Caroline likely would as well. She’d been as relieved to see Elena as Bonnie,
and all three of them had ended up hugging each other and crying in relief once
they were reunited. It only happened again when they got here and saw what had
happened to Bonnie’s car.
Bonnie’s
shoulders slumped, still staring at the remains of her poor car. The entire
front was buckled in with the hood crumpled up like a piece of really bad
modern sculpture from where it wrapped itself around a tree. The windshield was
gone, scattered through the foliage, and both front tires were pointing in the
wrong direction. From the look of it, once it was out of there and done being
used as evidence in whatever trial the Sheriff thought she could get started
without exposing all of them, it would be on its way straight to the junkyard.

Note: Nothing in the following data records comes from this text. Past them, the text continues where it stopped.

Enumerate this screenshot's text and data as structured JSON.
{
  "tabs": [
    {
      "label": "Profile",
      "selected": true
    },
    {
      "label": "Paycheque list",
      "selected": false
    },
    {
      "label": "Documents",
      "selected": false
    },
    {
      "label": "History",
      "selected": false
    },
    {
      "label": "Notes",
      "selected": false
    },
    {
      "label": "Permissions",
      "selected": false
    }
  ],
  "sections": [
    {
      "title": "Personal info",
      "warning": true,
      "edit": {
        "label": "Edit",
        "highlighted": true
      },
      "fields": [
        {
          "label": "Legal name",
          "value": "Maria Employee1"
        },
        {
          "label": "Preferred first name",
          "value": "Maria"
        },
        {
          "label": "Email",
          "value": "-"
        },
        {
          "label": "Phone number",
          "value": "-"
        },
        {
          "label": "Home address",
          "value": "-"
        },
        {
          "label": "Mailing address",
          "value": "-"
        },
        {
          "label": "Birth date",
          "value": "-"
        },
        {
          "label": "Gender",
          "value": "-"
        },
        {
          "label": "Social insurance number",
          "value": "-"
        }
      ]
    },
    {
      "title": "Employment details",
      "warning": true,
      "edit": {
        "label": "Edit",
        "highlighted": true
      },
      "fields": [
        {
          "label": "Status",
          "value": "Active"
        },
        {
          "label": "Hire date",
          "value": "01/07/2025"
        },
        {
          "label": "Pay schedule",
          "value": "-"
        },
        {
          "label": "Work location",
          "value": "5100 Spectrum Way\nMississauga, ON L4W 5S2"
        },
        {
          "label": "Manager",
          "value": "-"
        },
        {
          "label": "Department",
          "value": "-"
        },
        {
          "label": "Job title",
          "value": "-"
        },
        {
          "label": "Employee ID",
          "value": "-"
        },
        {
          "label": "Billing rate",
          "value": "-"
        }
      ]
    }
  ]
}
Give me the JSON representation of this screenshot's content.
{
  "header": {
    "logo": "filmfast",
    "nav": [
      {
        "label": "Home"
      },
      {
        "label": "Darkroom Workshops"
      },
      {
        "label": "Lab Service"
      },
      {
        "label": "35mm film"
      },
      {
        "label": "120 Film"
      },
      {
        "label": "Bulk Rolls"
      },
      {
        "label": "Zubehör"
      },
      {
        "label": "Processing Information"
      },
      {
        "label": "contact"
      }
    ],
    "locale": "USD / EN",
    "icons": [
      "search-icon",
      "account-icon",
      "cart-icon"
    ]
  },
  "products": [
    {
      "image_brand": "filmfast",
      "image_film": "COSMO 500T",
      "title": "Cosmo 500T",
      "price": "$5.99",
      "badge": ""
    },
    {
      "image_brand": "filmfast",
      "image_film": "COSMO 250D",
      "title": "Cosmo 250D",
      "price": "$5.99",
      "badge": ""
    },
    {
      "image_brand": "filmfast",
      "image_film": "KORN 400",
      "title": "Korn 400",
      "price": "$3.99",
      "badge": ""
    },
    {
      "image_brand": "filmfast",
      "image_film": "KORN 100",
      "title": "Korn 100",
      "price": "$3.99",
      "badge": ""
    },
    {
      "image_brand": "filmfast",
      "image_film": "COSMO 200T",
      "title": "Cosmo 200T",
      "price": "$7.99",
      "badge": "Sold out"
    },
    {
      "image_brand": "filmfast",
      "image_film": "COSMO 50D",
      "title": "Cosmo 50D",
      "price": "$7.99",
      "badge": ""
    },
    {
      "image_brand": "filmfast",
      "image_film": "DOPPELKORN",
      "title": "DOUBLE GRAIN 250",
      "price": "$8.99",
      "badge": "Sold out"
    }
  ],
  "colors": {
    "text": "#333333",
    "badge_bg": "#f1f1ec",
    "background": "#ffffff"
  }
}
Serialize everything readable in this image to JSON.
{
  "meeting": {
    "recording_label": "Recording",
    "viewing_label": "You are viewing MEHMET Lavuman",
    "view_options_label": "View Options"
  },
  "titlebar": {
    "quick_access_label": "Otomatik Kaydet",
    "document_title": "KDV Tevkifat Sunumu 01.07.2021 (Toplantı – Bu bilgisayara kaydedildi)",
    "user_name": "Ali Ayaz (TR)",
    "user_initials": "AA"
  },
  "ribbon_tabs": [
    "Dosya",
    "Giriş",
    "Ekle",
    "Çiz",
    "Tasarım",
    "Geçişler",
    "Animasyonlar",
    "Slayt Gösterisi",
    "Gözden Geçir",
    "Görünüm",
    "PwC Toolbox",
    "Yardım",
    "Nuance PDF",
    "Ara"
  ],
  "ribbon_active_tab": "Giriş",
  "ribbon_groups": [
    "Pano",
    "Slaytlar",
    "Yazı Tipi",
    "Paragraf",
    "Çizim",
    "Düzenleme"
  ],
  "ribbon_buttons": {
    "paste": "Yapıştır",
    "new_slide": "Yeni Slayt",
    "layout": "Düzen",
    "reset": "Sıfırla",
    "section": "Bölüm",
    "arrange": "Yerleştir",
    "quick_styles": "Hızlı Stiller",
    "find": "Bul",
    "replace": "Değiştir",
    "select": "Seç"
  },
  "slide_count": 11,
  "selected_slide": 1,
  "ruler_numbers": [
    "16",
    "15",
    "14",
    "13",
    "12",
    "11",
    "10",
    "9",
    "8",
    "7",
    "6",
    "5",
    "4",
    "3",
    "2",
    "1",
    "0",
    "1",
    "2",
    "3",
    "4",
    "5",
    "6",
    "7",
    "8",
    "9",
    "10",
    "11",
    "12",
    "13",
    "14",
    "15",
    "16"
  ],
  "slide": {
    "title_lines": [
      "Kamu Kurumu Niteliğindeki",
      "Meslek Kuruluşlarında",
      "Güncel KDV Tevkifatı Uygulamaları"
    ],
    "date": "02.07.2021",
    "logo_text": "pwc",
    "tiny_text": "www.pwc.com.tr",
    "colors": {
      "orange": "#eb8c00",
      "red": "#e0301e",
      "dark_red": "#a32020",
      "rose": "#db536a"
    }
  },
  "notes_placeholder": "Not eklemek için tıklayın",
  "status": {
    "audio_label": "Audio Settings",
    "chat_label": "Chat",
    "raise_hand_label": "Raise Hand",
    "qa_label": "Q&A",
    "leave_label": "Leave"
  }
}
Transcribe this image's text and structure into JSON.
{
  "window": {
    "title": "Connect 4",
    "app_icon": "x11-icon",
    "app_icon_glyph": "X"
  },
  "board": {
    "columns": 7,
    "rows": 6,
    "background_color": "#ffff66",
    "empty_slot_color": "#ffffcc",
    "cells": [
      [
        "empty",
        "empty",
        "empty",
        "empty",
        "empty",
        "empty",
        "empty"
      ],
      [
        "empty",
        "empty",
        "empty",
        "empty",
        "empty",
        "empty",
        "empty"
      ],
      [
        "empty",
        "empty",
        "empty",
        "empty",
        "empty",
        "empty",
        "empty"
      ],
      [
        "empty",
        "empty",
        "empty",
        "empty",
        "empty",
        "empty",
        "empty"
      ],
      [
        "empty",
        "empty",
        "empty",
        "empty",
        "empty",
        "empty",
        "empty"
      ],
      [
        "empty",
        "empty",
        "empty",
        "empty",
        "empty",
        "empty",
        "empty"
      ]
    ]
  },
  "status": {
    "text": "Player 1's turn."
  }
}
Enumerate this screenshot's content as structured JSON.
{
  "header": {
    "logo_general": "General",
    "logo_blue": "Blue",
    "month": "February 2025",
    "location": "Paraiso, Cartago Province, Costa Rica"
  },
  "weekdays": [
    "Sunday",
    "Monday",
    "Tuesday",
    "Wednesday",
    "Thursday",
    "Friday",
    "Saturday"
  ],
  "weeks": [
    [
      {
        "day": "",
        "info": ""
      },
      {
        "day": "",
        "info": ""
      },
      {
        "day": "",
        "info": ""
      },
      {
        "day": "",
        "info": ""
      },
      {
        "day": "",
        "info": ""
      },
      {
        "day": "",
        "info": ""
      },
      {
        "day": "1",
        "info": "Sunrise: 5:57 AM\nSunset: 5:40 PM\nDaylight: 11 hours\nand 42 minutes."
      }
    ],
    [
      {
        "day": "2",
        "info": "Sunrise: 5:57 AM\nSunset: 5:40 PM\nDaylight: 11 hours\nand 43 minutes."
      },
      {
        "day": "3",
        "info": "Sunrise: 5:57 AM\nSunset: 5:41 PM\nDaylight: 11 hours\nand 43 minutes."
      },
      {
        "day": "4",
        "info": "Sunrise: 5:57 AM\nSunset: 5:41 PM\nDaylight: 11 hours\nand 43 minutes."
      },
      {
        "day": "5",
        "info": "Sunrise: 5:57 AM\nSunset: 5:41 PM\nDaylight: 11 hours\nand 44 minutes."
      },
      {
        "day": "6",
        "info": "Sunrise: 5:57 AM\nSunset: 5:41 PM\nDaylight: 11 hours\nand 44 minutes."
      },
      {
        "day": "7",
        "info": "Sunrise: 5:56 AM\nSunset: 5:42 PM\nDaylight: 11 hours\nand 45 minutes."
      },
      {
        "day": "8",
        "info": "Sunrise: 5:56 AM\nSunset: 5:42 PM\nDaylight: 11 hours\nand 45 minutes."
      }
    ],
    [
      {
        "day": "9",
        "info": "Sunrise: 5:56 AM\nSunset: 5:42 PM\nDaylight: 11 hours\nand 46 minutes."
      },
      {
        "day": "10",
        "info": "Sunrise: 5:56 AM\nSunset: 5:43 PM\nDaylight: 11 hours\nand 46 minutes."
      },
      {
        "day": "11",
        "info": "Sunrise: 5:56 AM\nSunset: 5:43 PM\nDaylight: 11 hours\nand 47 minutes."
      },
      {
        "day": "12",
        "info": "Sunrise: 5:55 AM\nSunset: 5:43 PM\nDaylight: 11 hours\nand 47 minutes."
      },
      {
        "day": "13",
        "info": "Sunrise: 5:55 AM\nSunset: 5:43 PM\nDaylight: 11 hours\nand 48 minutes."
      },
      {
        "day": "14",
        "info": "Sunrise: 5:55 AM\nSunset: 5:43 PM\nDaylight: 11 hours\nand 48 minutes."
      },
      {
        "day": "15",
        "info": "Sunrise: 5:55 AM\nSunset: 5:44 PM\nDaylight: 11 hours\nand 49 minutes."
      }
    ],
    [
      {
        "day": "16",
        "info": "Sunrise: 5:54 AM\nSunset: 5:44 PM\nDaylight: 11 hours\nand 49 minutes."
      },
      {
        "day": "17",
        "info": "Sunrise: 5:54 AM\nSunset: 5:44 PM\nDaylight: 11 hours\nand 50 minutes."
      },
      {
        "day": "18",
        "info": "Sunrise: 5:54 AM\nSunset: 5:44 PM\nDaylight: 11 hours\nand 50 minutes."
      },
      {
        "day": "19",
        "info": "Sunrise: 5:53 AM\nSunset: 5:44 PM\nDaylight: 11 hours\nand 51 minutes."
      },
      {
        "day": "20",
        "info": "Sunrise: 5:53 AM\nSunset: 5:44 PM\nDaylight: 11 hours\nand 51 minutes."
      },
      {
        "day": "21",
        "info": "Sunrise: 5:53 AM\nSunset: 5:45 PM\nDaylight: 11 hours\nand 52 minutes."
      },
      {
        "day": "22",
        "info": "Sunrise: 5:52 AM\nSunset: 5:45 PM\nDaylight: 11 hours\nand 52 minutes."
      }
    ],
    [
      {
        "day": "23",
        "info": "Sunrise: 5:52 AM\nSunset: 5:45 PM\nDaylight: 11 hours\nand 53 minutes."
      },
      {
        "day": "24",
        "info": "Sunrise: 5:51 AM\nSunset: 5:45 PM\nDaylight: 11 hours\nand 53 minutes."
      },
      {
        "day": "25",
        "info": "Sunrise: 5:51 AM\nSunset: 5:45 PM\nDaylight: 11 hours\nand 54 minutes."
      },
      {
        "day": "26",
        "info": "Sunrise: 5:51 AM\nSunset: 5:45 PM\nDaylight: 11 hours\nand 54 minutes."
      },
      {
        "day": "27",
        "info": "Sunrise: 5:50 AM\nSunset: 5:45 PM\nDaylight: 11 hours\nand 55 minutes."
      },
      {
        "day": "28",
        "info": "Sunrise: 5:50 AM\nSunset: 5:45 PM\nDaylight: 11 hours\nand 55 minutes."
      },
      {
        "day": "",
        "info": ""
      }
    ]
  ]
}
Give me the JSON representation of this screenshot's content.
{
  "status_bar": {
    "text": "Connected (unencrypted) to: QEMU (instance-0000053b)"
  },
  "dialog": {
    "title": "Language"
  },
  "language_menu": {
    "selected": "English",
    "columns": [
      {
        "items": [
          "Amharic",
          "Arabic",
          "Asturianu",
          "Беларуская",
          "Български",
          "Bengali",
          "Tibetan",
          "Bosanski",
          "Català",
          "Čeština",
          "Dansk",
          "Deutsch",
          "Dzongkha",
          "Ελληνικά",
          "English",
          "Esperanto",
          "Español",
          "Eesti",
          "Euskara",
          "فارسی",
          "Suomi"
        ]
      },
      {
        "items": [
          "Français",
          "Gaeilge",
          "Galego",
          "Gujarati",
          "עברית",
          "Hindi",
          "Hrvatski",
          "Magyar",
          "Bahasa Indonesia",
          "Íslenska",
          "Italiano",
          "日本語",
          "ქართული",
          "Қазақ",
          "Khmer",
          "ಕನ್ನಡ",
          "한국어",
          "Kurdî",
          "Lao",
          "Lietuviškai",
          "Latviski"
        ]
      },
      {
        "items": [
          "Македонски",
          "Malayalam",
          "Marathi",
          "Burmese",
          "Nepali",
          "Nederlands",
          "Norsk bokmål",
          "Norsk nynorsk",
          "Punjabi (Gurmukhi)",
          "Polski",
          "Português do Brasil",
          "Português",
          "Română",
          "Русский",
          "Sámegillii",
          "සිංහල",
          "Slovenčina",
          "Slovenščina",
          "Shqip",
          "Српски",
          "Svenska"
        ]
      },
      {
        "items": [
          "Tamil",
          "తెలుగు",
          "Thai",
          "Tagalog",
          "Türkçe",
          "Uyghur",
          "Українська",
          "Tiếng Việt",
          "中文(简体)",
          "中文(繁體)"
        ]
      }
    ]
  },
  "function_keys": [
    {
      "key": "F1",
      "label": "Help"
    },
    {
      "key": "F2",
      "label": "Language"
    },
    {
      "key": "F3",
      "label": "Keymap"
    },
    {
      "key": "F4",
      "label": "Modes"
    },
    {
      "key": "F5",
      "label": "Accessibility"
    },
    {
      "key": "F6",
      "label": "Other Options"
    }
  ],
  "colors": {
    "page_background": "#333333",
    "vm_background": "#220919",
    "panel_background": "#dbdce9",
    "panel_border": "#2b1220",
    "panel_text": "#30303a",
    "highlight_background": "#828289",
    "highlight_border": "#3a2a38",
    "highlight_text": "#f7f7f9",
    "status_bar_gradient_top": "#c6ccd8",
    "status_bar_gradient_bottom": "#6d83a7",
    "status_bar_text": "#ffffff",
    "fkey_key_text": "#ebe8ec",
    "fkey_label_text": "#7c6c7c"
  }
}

Bonne wasn’t sure that her insurance included friends driving it in high speed
chases in order to rescue kidnapped vampires. She rather doubted it.
“Since
you’ve survived, can I strangle you for this for a while?”
Elena
looked at her a bit uncertainly. “I don’t think you can really hurt me that
way.”
“I know.
That’s why it might actually make me feel better.”
The two
women peeked sideways at each other and at the same time, they both started
giggling. The situation was just too absurd not to, and Bonnie hugged her
friend, relieved that she was safe, despite what had happened to her car.